At Longdon Hall School creativity and independence are expected and encouraged, everyone has the opportunity to grow, develop and extend their understanding of their own individuality and uniqueness. To achieve this, we firmly believe in:

  • ensuring our curriculum is diverse, but also places great emphasis on the core curriculum areas and developing individual skills
  • encouraging personal, social and emotional growth and a deeper awareness of cultural, moral, and spiritual values
  • preparing all pupils for the opportunity, responsibilities and experiences of life
  • supporting every pupil’s ability to participate and drive their own learning so that they can explore, question and challenge
  • inclusion whenever possible
  • encouraging and supporting staff to be committed to a professional development and to sharing communication

 

Teaching and Learning

Teaching and learning are fundamental to the Longdon Hall School. Our pupils with ASC have a wide range of complex needs. This requires us to adopt and develop a range of appropriate teaching and learning strategies. However, we are not only concerned with the gaining of knowledge and skills but also with the development of the whole child. We believe in the importance of giving our pupils a positive self-image and the confidence to enable them to function effectively in their environment. We believe pupils learn best when they:

  • Are happy
  • Are interested and motivated
  • Achieve success and gain recognition
  • Are given tasks which match their abilities and experiences
  • Clearly understand the task and what is expected from them
  • Are confident, feel secure and aware of boundaries

Teaching and learning at Longdon Hall School is the practice carried out by all staff to ensure all pupils acquire knowledge, skill and understanding. Learning is the process through which the pupils can develop their knowledge, skills and understanding to the point where they have retained and generalised what has been taught (embedded learning). Teaching and learning is carried out in a context which is relevant and meaningful to all pupils with ASC to ensure effective learning and appropriate accreditation.

All staff work in such a way that the learning environment is one which is calm and consistent, visually clear and structured, with clear communication to students about what is expected of them, both as individuals and in small groups. This ensures maximum information processing throughout each day allowing pupils to realise their full potential.

To support teaching and learning Longdon Hall School pays significant attention to the National Autism Standards provided by the Autism Education Trust (2012). The Autism Education Trust emphasise the following considerations to support teaching and learning for pupils with ASC.

There are four main areas of difference that are particularly important for staff in school to understand and pay attention to because most pupils with ASC will have individual educational needs to be met in these areas.

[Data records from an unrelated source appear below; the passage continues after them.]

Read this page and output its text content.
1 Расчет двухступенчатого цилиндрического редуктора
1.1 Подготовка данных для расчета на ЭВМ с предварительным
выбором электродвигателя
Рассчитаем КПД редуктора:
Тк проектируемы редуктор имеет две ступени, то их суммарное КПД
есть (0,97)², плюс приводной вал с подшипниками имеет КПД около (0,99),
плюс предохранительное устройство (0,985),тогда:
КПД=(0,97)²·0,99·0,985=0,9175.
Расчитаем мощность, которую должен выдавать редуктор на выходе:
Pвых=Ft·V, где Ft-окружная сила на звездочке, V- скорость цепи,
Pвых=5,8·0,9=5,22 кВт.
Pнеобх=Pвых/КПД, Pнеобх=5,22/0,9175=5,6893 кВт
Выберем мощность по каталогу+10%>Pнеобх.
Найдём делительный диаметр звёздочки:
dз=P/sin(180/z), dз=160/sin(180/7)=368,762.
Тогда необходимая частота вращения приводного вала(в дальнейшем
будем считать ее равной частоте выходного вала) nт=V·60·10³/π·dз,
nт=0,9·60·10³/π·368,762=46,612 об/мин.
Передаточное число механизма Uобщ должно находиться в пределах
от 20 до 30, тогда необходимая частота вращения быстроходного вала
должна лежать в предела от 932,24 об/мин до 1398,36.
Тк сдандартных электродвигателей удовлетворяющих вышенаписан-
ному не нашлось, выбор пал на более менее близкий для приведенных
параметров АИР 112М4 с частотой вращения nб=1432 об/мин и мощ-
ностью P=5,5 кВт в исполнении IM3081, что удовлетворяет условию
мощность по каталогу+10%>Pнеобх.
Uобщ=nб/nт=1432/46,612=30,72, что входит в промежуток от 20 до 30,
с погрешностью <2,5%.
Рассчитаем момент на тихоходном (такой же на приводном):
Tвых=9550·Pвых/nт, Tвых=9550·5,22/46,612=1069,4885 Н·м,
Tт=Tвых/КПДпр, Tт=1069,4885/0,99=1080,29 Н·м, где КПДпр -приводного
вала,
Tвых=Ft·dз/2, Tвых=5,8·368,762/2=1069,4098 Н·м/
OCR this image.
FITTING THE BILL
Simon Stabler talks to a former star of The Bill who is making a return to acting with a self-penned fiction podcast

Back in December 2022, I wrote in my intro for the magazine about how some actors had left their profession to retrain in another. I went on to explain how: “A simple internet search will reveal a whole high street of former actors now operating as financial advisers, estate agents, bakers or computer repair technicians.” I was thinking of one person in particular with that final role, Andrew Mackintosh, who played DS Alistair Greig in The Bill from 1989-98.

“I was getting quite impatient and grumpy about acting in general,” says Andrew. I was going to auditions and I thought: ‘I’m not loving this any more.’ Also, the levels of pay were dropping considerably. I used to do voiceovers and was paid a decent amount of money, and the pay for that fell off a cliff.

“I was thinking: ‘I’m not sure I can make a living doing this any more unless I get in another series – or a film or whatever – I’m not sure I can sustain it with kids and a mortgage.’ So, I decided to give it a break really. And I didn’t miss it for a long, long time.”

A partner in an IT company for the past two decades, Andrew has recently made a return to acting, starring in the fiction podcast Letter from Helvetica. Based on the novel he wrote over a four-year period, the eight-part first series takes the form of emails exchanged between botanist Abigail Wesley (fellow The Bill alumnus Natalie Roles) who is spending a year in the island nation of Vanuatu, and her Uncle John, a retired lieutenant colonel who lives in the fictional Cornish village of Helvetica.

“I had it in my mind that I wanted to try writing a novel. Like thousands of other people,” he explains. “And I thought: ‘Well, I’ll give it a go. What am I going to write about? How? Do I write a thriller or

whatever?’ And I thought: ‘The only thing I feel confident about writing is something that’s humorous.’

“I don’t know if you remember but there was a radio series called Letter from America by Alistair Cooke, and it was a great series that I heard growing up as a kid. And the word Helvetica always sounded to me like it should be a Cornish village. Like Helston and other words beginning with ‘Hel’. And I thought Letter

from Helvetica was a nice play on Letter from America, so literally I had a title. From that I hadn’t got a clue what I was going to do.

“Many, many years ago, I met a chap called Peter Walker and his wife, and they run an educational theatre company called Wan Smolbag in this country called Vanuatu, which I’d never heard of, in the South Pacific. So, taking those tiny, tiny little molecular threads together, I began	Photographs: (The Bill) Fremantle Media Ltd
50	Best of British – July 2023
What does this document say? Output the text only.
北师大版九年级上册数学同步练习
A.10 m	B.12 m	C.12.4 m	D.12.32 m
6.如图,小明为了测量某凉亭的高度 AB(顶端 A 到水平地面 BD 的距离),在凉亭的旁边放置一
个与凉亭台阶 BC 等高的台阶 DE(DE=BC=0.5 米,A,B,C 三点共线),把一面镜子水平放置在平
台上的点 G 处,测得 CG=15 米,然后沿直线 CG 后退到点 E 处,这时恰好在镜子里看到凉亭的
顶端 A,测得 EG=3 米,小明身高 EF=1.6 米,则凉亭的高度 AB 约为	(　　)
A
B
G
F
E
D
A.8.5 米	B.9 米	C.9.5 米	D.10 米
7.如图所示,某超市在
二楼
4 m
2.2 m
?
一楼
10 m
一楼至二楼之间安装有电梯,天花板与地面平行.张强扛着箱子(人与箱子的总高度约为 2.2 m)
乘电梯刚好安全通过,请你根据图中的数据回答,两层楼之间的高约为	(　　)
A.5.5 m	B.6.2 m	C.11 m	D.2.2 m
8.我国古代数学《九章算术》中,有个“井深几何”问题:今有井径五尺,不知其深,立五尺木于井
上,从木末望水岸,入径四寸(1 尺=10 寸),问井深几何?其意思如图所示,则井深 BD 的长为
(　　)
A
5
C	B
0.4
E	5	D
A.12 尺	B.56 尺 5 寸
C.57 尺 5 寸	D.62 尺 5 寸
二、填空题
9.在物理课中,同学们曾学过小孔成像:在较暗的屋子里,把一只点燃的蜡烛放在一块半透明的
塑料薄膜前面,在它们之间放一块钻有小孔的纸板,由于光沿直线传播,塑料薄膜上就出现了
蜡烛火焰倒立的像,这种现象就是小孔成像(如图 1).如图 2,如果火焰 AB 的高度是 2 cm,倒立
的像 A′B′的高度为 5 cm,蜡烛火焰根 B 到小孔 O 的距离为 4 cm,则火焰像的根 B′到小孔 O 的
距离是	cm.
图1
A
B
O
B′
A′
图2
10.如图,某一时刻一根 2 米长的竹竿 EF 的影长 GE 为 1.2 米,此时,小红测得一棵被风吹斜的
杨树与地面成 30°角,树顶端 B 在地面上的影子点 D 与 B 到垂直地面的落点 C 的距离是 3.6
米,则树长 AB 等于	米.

Pupils with ASC will have different levels of support needs in relation to:

  • Understanding the social interactive style and emotional expression of staff and peers (PSED) – just as it is difficult for staff and peers to understand the social and interactive style and emotional expression of pupils with ASC.
  • Understanding and using communication and language (Communication) – both verbal and non-verbal(e.g. gesture, facial expression, tone of voice etc.)
  • Differences in how information is processed (Sensory & Cognition) can lead to a strict adherence to routines and rules and/or difficulties in planning and personal memory. Pupils may have difficulties in predicting what will happen when a familiar timetable or activity is changed. Conversely, such styles of processing can lead to strengths and abilities in a number of areas (often related to factual memory or areas of interest and motivation).
  • Differences in the way sensory information is processed (Physical & Motor) often leading to over-sensitivities (often to external stimuli such as lighting, smells, or sounds), and under-sensitivities (often not noticing internal feelings such as pain, body awareness and hunger, until they becoming overwhelming). It should be noted that sensory sensitivities can lead to extreme levels of stress and anxiety in unfamiliar or over-stimulating environments.